Victor Davis Hanson is one of my favorite writers, especially when he writes about his (and my) home state of California. Did you ever hear the term “bass-ackwards?” Welcome to California.
California Is Leading From Behind
California has given us three new truths about government.
One, the higher that taxes rise, the worse state services become.
Two, the worse a natural disaster hits, the more the state contributes to its havoc.
And three, the more existential the problem, the more the state ignores it.
California somehow has managed to have the fourth-highest gas taxes in the nation, yet its roads are rated 44th among the 50 states. Nearly 70 percent of California roads are considered to be in poor or mediocre condition by the state Senate. In response, the state Legislature naturally wants to raise gas taxes, with one proposal calling for an increase of 12 cents per gallon, which would give California the highest gas taxes in the nation.
Because oil prices have crashed, state bureaucrats apparently believe that the public won’t notice the tax increase in their fill-up costs — even though special California fuel mandates already help make gas prices 25 percent higher than the national average.
Consider California’s upside-down logic.
The state wanted to discourage driving and promote hybrid vehicles by upping taxes on carbon fuels. It worked, though it cost the public dearly. People drove less and bought more fuel-efficient cars. But now, because less gas is burned, fewer taxes are collected. So the state wants to reward motorists for their green sacrifices by raising their taxes even higher to make up for missing revenue. If state motorists drive even less and cram into two-seat commuter cars, will California further reward them with even higher gas taxes?
Notice what the state does not consider.
Are highway bureaucracies such as the California Department of Transportation run efficiently? The nonpartisan state Legislative Analyst’s Office recently reported waste and inefficiency in Caltrans, citing a staggering 3,500 unnecessary Caltrans employees, and declaring the agency more inefficient than other states’ transportation bureaucracies.
If California motorists are driving far fewer miles, shouldn’t roads wear out more slowly — and additional taxes not need to be raised for repairs? Could state revenues that have been diverted to the high-speed rail boondoggle instead be used for road repairs?
And how can a state with the highest number of poor people in the nation — 23 percent of Californians are below the accepted poverty line, according to the Census Bureau — ensure that its gas prices will be the highest in the nation?
California may be transitioning out of a devastating four-year drought. But the state at least should have taken advantage of that record stretch of dry, sunny weather to rush construction of new dams, reservoirs and canals to trap more rain and snowmelt. It never did. Despite talk of raising the height of Shasta Dam, as planned decades ago, or creating new reservoirs and San Francisco delta tunnels, nothing happened. Such projects are mired in endless environmental and cultural lawsuits.
Farmers want back their contracted surface water that environmentalists successfully went to court to divert to the sea. Greens want even more scarce water let out to the ocean to realize their dreams of the sort of rivers that ran through the state in the 19th century. But both agendas rely on more stored water.
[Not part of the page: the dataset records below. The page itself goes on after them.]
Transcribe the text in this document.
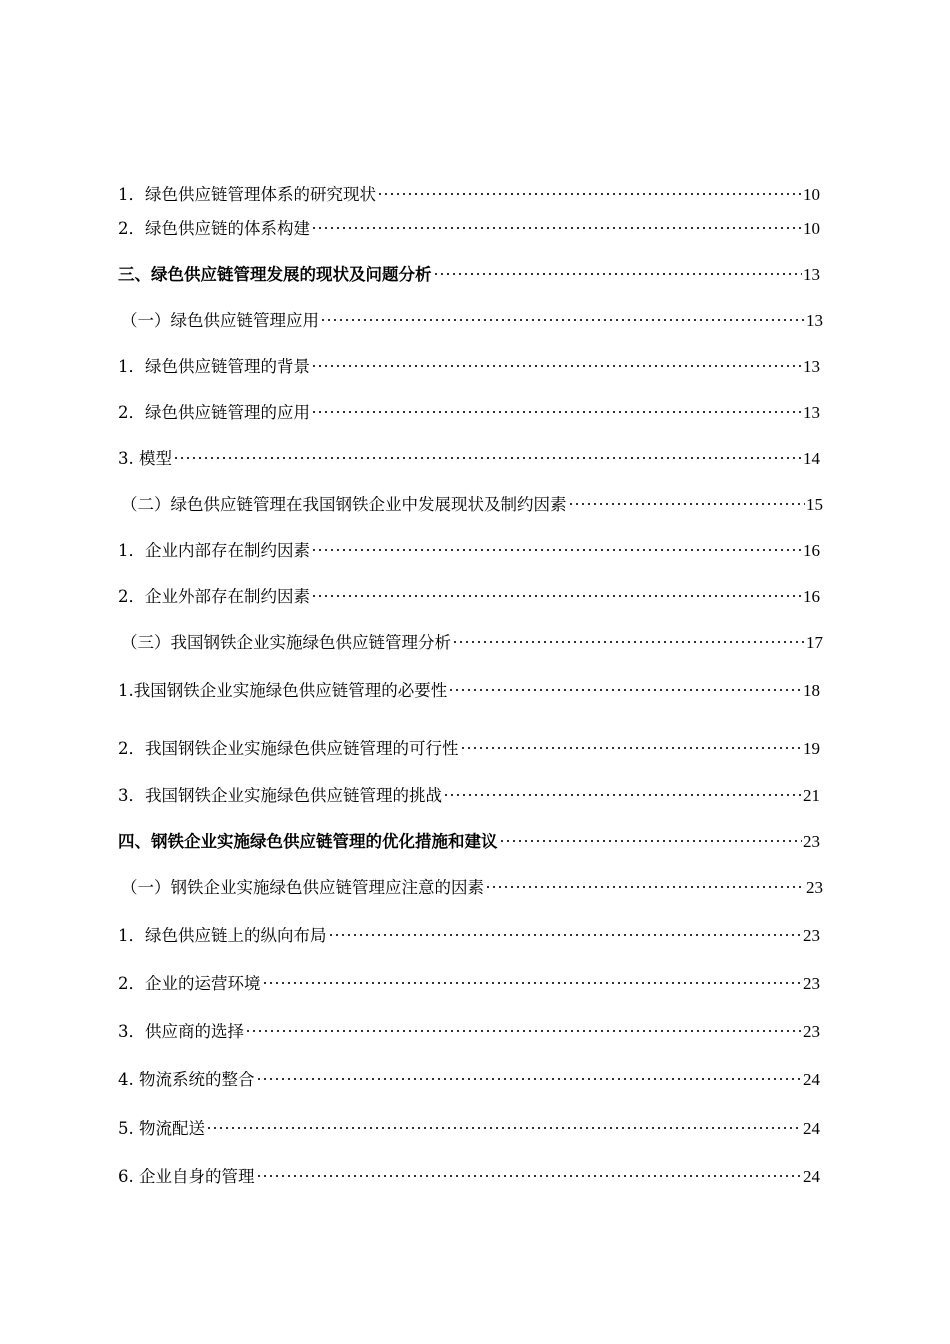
1．绿色供应链管理体系的研究现状	10
2．绿色供应链的体系构建	10
三、绿色供应链管理发展的现状及问题分析	13
（一）绿色供应链管理应用	13
1．绿色供应链管理的背景	13
2．绿色供应链管理的应用	13
3. 模型	14
（二）绿色供应链管理在我国钢铁企业中发展现状及制约因素	15
1．企业内部存在制约因素	16
2．企业外部存在制约因素	16
（三）我国钢铁企业实施绿色供应链管理分析	17
1.我国钢铁企业实施绿色供应链管理的必要性	18
2．我国钢铁企业实施绿色供应链管理的可行性	19
3．我国钢铁企业实施绿色供应链管理的挑战	21
四、钢铁企业实施绿色供应链管理的优化措施和建议	23
（一）钢铁企业实施绿色供应链管理应注意的因素	23
1．绿色供应链上的纵向布局	23
2．企业的运营环境	23
3．供应商的选择	23
4. 物流系统的整合	24
5. 物流配送	24
6. 企业自身的管理	24
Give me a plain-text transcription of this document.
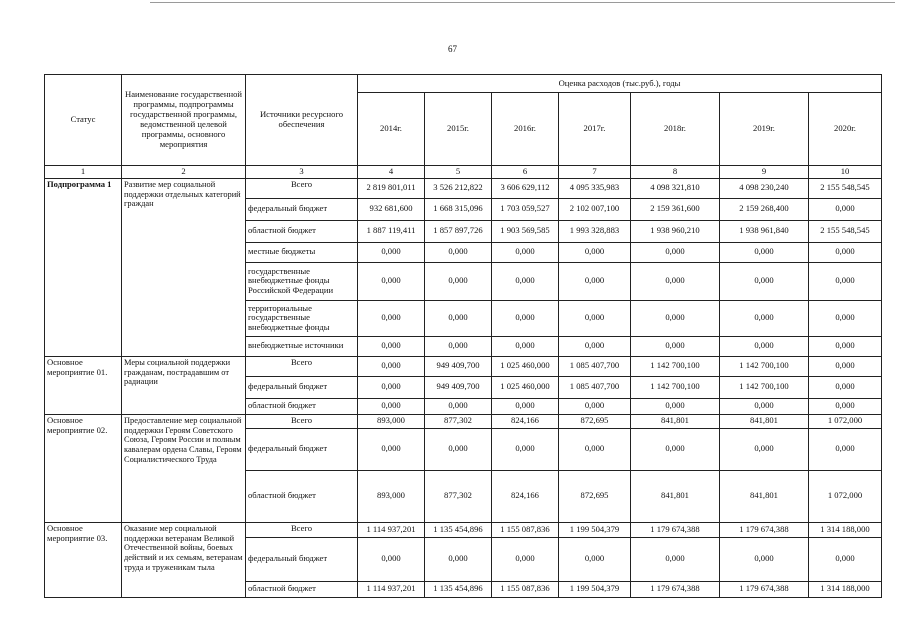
67
Статус	Наименование государственной программы, подпрограммы государственной программы, ведомственной целевой программы, основного мероприятия	Источники ресурсного обеспечения	Оценка расходов (тыс.руб.), годы						
			2014г.	2015г.	2016г.	2017г.	2018г.	2019г.	2020г.
1	2	3	4	5	6	7	8	9	10
Подпрограмма 1	Развитие мер социальной поддержки отдельных категорий граждан	Всего	2 819 801,011	3 526 212,822	3 606 629,112	4 095 335,983	4 098 321,810	4 098 230,240	2 155 548,545
		федеральный бюджет	932 681,600	1 668 315,096	1 703 059,527	2 102 007,100	2 159 361,600	2 159 268,400	0,000
		областной бюджет	1 887 119,411	1 857 897,726	1 903 569,585	1 993 328,883	1 938 960,210	1 938 961,840	2 155 548,545
		местные бюджеты	0,000	0,000	0,000	0,000	0,000	0,000	0,000
		государственные внебюджетные фонды Российской Федерации	0,000	0,000	0,000	0,000	0,000	0,000	0,000
		территориальные государственные внебюджетные фонды	0,000	0,000	0,000	0,000	0,000	0,000	0,000
		внебюджетные источники	0,000	0,000	0,000	0,000	0,000	0,000	0,000
Основное мероприятие 01.	Меры социальной поддержки гражданам, пострадавшим от радиации	Всего	0,000	949 409,700	1 025 460,000	1 085 407,700	1 142 700,100	1 142 700,100	0,000
		федеральный бюджет	0,000	949 409,700	1 025 460,000	1 085 407,700	1 142 700,100	1 142 700,100	0,000
		областной бюджет	0,000	0,000	0,000	0,000	0,000	0,000	0,000
Основное мероприятие 02.	Предоставление мер социальной поддержки Героям Советского Союза, Героям России и полным кавалерам ордена Славы, Героям Социалистического Труда	Всего	893,000	877,302	824,166	872,695	841,801	841,801	1 072,000
		федеральный бюджет	0,000	0,000	0,000	0,000	0,000	0,000	0,000
		областной бюджет	893,000	877,302	824,166	872,695	841,801	841,801	1 072,000
Основное мероприятие 03.	Оказание мер социальной поддержки ветеранам Великой Отечественной войны, боевых действий и их семьям, ветеранам труда и труженикам тыла	Всего	1 114 937,201	1 135 454,896	1 155 087,836	1 199 504,379	1 179 674,388	1 179 674,388	1 314 188,000
		федеральный бюджет	0,000	0,000	0,000	0,000	0,000	0,000	0,000
		областной бюджет	1 114 937,201	1 135 454,896	1 155 087,836	1 199 504,379	1 179 674,388	1 179 674,388	1 314 188,000
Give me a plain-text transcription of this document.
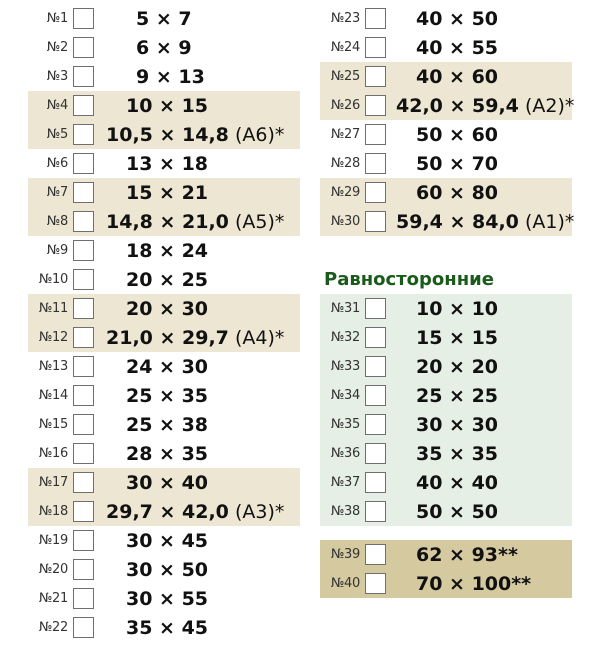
№1	5 × 7
№2	6 × 9
№3	9 × 13
№4	10 × 15
№5	10,5 × 14,8 (A6)*
№6	13 × 18
№7	15 × 21
№8	14,8 × 21,0 (A5)*
№9	18 × 24
№10	20 × 25
№11	20 × 30
№12	21,0 × 29,7 (A4)*
№13	24 × 30
№14	25 × 35
№15	25 × 38
№16	28 × 35
№17	30 × 40
№18	29,7 × 42,0 (A3)*
№19	30 × 45
№20	30 × 50
№21	30 × 55
№22	35 × 45
№23	40 × 50
№24	40 × 55
№25	40 × 60
№26	42,0 × 59,4 (A2)*
№27	50 × 60
№28	50 × 70
№29	60 × 80
№30	59,4 × 84,0 (A1)*
Равносторонние
№31	10 × 10
№32	15 × 15
№33	20 × 20
№34	25 × 25
№35	30 × 30
№36	35 × 35
№37	40 × 40
№38	50 × 50
№39	62 × 93**
№40	70 × 100**
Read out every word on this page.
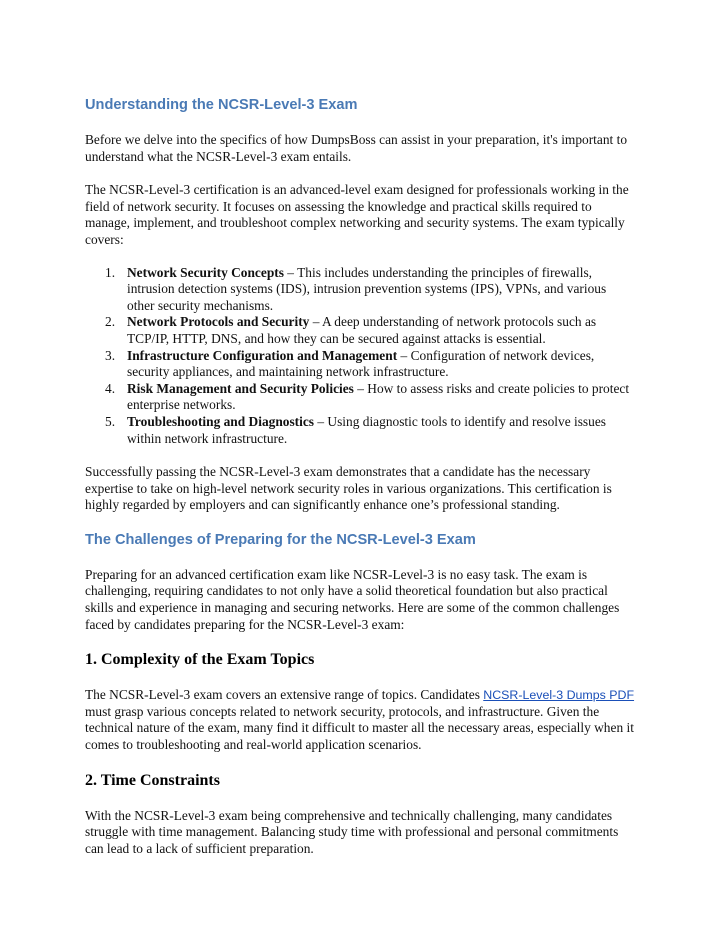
Understanding the NCSR-Level-3 Exam

Before we delve into the specifics of how DumpsBoss can assist in your preparation, it's important to understand what the NCSR-Level-3 exam entails.

The NCSR-Level-3 certification is an advanced-level exam designed for professionals working in the field of network security. It focuses on assessing the knowledge and practical skills required to manage, implement, and troubleshoot complex networking and security systems. The exam typically covers:

1. Network Security Concepts – This includes understanding the principles of firewalls, intrusion detection systems (IDS), intrusion prevention systems (IPS), VPNs, and various other security mechanisms.
2. Network Protocols and Security – A deep understanding of network protocols such as TCP/IP, HTTP, DNS, and how they can be secured against attacks is essential.
3. Infrastructure Configuration and Management – Configuration of network devices, security appliances, and maintaining network infrastructure.
4. Risk Management and Security Policies – How to assess risks and create policies to protect enterprise networks.
5. Troubleshooting and Diagnostics – Using diagnostic tools to identify and resolve issues within network infrastructure.

Successfully passing the NCSR-Level-3 exam demonstrates that a candidate has the necessary expertise to take on high-level network security roles in various organizations. This certification is highly regarded by employers and can significantly enhance one’s professional standing.

The Challenges of Preparing for the NCSR-Level-3 Exam

Preparing for an advanced certification exam like NCSR-Level-3 is no easy task. The exam is challenging, requiring candidates to not only have a solid theoretical foundation but also practical skills and experience in managing and securing networks. Here are some of the common challenges faced by candidates preparing for the NCSR-Level-3 exam:

1. Complexity of the Exam Topics

The NCSR-Level-3 exam covers an extensive range of topics. Candidates NCSR-Level-3 Dumps PDF must grasp various concepts related to network security, protocols, and infrastructure. Given the technical nature of the exam, many find it difficult to master all the necessary areas, especially when it comes to troubleshooting and real-world application scenarios.

2. Time Constraints

With the NCSR-Level-3 exam being comprehensive and technically challenging, many candidates struggle with time management. Balancing study time with professional and personal commitments can lead to a lack of sufficient preparation.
Once the storms resume in normal fashion, millions of acre-feet of precious water will be lost to sea due to an antiquated storage system. (By the by, during the last drought, local water districts raised water rates to discourage use. California residents obliged – and also decreased water usage because they were environmentally savvy. When the drought ended, Californians continued to be environmentally conscious and continued using less water. Water revenues decreased so prices were raised yet again – RF.)
Only in California can government manage to turn both dry and wet years to its disadvantage.
There is a growing state epidemic of obesity. More than 30 percent of California children are overweight, and the rate is even higher among children from low-income families ages 2 to 5.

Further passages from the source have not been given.